Subject: I have found a DVD that I think you would enjoy
|I Know Who Killed Me|
Actor: Lindsay Lohan
Genres: Mystery & Suspense
Aubrey Fleming (Lindsay Lohan) was living the small town life, until the day she was abducted by a sadistic killer. After a frantic search, Aubrey turns up alive, but changed. She is missing limbs, but has gained a new per... more »
Two Sides, All Parts Awful
Del Keyes | In The Middle of the Sunshine | 06/16/2010
(1 out of 5 stars)
"As a movie title, "I Know Who Killed Me" doesn't make a whole lot of scene after watching it. First off, 'Me' is rather off-put, since the movie deals with Dakota (Lohan) being mistaken for the missing victim Aubrey (same actress) and stubbornly persisted that she's not Aubrey; it was near the end of the movie where she quoted the movie title, which given she didn't want to compare herself to Aubrey and the situations that occurred, saying 'me' contradicts her identity. Second, 'Killed' is a false use of the verb, since after the movie went through the most ridiculous plot twists I've ever heard, the 'Killed' portion never happened. The most logical title of the movie should have been "I Know Who Captured Her" or "I Know Who The Killer Is", but I presume those suggestions don't roll off the tongue so the movie is stuck with a title that's both incongruous and misleading. Complaining about the title is just the tip of the crap-stained iceberg.

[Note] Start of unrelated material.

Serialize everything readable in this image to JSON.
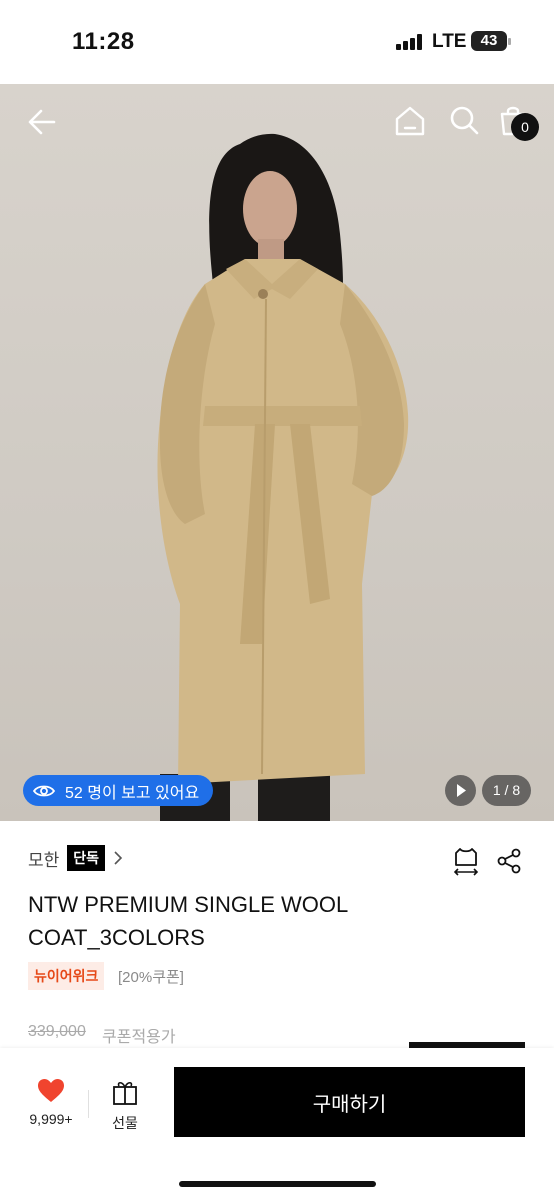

Lindsay Lohan is troublesome throughout the whole movie. She played the normal bespectacled Aubrey, which I thought she was phoning it in as being sophisticated, and then she played Dakota, the bottom-playing hostess who's raunchy attitude actually fits Lohan. Still, Lohan as Dakota came off as very gaudy; I know she's suppose to be street bad, but she came off as whiny. Her rudeness and inconsideration makes herself rather selfish, not to mention very pervasive as in the scene where she slept Aubrey's boyfriend; she had no taste and little concern for the people. I guess her unappealing personality would be excused if she has the sex appeal, but Lohan doesn't even have that. There were flashbacks where she pole danced at a nightclub, and she might be the most boring stripper I've ever seen, and not because she doesn't expose herself: she's dances so slowly, and she always appeared to be on depressants; her catwalks were so unsexy, even the customers in the movie weren't pleased. Plus, what's wrong with her voice? She sounds like she had a ton of smokes, which made me think she's gonna sound like Kathleen Turner after a few more years.
Irrelevant is the key word of the whole movie. It had some questionable artistic directions, like the constant fading to red or blue, pulling the "Schindler's List" black-and-white-with-color-in-certain-objects design, or shaky-cam jump-cuts, but none of these designs are either significant or subdued for the story; the director seemed like he's trying to be stylistic without making a substantial point, so it's visually like an amateur version of "Natural Born Killers". Worse than Lohan's acting is the godawful soundtrack: the songs are mainly indie junk and are poorly placed; the electro song being played during the sex scene makes '70s vintage porn music sound classy. The sub-plots progressively get ignored, such as the FBI interrogation after the half-way point of the movie. The serial killer who caught Aubrey had no real motive and is just there, and I must say he has an unusual method of using tools made of stained-glass; I'm not sure if that's creative or pretentious. The main story is the real culprit, as for most of the film, I was convinced Dakota was just Aubrey being in denial, but the film pulled a plot twist regarding 'stigmatic twins' and mind-reading that's nothing short of insulting. It never shown how that was revealed, and the twist adds a surreal element that's totally out of place, making the film even less believable.
"I Know Who Killed Me" could possibly be, nay, IS actually worse than "Showgirls". At least in "Showgirls", the trashiness was actually fun and the plot was consistent: it began as a striptease, it goes on as a striptease, and ends as a striptease. In this film, it starts with a crime, goes on as torture porn, continues as a mystery, leading to an astronomical supernatural thriller and ends as an art film. It all equals up to a baffling mess."